Como médico, o governador Geraldo Alckmin teve o que lamentar e o que comemorar ao longo da semana passada em todos os diagnósticos da questão prisional – isso na mesma semana em que se comemoraram os 400 anos da primeira edição do monumental O engenhoso fidalgo Dom Quixote de La Mancha, livro que, por sinal, Miguel de Cervantes escreveu preso nas doentias dependências do Cárcere Real de Sevilha. Um dos ensinamentos de Cervantes, pela boca de Dom Quixote, é que “nem a lança dana à pena nem a pena à lança”. Ação e reflexão devem caminhar de mãos dadas.

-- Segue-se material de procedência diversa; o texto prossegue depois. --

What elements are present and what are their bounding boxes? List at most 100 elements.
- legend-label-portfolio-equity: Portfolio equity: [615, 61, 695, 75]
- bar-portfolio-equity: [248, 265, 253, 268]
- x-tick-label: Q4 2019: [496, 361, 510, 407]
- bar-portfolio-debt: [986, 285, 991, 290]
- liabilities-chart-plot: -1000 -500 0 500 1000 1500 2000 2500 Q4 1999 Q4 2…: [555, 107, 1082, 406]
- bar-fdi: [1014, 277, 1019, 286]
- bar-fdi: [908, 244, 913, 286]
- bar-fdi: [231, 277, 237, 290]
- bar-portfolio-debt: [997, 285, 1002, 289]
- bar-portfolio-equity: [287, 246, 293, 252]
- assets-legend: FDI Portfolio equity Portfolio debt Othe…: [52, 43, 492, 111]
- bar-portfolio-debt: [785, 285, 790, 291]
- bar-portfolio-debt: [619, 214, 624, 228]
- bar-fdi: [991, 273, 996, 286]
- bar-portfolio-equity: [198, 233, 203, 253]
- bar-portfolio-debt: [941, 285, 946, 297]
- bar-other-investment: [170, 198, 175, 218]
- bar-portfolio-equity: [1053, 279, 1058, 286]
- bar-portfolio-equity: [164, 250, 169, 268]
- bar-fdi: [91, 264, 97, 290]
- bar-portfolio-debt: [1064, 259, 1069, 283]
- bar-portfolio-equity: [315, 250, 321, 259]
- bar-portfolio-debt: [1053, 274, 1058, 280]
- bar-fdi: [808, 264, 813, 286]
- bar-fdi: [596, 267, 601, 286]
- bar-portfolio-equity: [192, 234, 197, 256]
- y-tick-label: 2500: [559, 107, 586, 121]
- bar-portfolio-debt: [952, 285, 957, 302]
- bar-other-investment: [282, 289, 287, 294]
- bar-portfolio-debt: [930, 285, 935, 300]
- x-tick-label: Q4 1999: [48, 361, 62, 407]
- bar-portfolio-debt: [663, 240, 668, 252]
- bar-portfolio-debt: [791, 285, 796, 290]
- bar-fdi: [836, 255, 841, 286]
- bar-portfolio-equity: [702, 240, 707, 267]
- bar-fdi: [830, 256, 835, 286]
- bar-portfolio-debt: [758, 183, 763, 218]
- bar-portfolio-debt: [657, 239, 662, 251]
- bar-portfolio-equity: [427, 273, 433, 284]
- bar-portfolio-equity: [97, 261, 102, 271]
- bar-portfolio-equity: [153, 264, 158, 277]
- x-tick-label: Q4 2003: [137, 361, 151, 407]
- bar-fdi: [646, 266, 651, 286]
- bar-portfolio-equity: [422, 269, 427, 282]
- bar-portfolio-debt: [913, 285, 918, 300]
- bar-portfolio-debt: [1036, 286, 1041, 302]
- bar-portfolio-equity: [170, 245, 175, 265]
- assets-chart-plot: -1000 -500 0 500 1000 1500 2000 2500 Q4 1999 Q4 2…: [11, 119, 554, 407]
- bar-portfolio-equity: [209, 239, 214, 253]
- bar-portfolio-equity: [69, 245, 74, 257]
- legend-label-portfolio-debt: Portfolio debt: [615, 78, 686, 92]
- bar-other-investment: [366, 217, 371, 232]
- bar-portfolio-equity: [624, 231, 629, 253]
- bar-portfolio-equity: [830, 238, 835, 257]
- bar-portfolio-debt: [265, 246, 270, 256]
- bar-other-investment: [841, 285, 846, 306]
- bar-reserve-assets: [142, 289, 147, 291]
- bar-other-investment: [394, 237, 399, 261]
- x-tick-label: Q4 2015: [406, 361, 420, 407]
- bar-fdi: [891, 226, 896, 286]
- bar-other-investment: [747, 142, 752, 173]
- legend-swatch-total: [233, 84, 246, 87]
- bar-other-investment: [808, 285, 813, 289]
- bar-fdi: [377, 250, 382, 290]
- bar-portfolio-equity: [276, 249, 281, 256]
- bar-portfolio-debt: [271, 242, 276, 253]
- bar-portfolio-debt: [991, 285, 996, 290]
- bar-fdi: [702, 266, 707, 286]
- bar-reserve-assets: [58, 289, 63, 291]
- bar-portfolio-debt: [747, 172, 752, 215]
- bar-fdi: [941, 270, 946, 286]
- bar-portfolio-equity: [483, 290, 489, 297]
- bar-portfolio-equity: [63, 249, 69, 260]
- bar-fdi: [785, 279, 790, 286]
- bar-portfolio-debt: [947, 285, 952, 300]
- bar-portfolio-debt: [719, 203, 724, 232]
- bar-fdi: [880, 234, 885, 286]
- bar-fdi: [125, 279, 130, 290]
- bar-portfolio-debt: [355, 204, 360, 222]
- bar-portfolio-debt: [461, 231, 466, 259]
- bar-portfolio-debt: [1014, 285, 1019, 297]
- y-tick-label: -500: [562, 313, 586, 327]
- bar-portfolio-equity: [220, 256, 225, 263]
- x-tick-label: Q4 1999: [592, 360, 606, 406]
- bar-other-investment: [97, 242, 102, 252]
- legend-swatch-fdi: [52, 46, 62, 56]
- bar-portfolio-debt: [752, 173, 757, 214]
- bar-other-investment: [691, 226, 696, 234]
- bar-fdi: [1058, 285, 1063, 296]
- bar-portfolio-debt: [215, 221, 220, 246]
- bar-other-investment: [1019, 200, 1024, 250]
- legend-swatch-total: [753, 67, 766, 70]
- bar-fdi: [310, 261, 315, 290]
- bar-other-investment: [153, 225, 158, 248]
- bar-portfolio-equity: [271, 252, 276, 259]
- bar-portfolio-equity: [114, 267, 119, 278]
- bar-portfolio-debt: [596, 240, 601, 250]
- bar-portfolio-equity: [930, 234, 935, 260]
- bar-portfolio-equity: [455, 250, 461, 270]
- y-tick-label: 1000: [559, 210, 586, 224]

Trazida essa máxima ao mundo policial de São Paulo, o que se viu foi a precipitação da “lança de cavaleiros andantes”, e o governador foi envolvido num moinho de vento do qual só pode se lastimar: a polícia garantira que o sequestro do jornalista Ivandel Godinho estava solucionado porque ela achara os seus restos mortais. Teve de se desdizer porque a ossada encontrada no bairro do Capão Redondo nem sequer é de gente, é de cabrito e de porco. Há que se lamentar também que os presos que a polícia diz terem confessado o crime agora acusam os policiais de tortura. Miguel de Cervantes, preso e referindo-se às epidemias na cadeia, escreveu: o inferno “onde todo desconforto tem assento e todo triste ruído faz morada”. Novamente o governador, médico, tem o que lamentar: a tuberculose galopa nos distritos policiais. Quanto aos fatos que o governador, médico, pode comemorar, ficam por conta da Corregedoria do Departamento de Inquéritos Policiais da Polícia Judiciária e por conta da Secre-
taria da Administração Penitenciária e da sua Coordenadoria de Saúde. A correge-
doria faz valer a Constituição do Brasil e interdita os distritos em que os bacilos fazem a festa (eles são quase 400 vezes mais agressivos nos ambientes fechados e com precárias condições sanitárias). A Secretaria da Administração Penitenciária e a Coordenadoria da Saúde tocam o funcionamento de um dos mais modernos centros hospitalares do País e, nele, do total dos pacientes acolhidos com tuberculose, 70% chegam das delegacias. O médico Alckmin sabe quem corre contra o tempo e se precipita na lança confundindo ossadas, e sabe também quem sabiamente alia a lança à pena priorizando olhar para a bússola e não para o relógio – coisa que alguns não fazem quando se trata de desvendar crimes ou de cuidar medicamente das delegacias, preferindo imitar Dom Quixote, que seguia ao léu para fracassadas batalhas indo na direção que a cabeça de seu cavalo Rocinante apontava.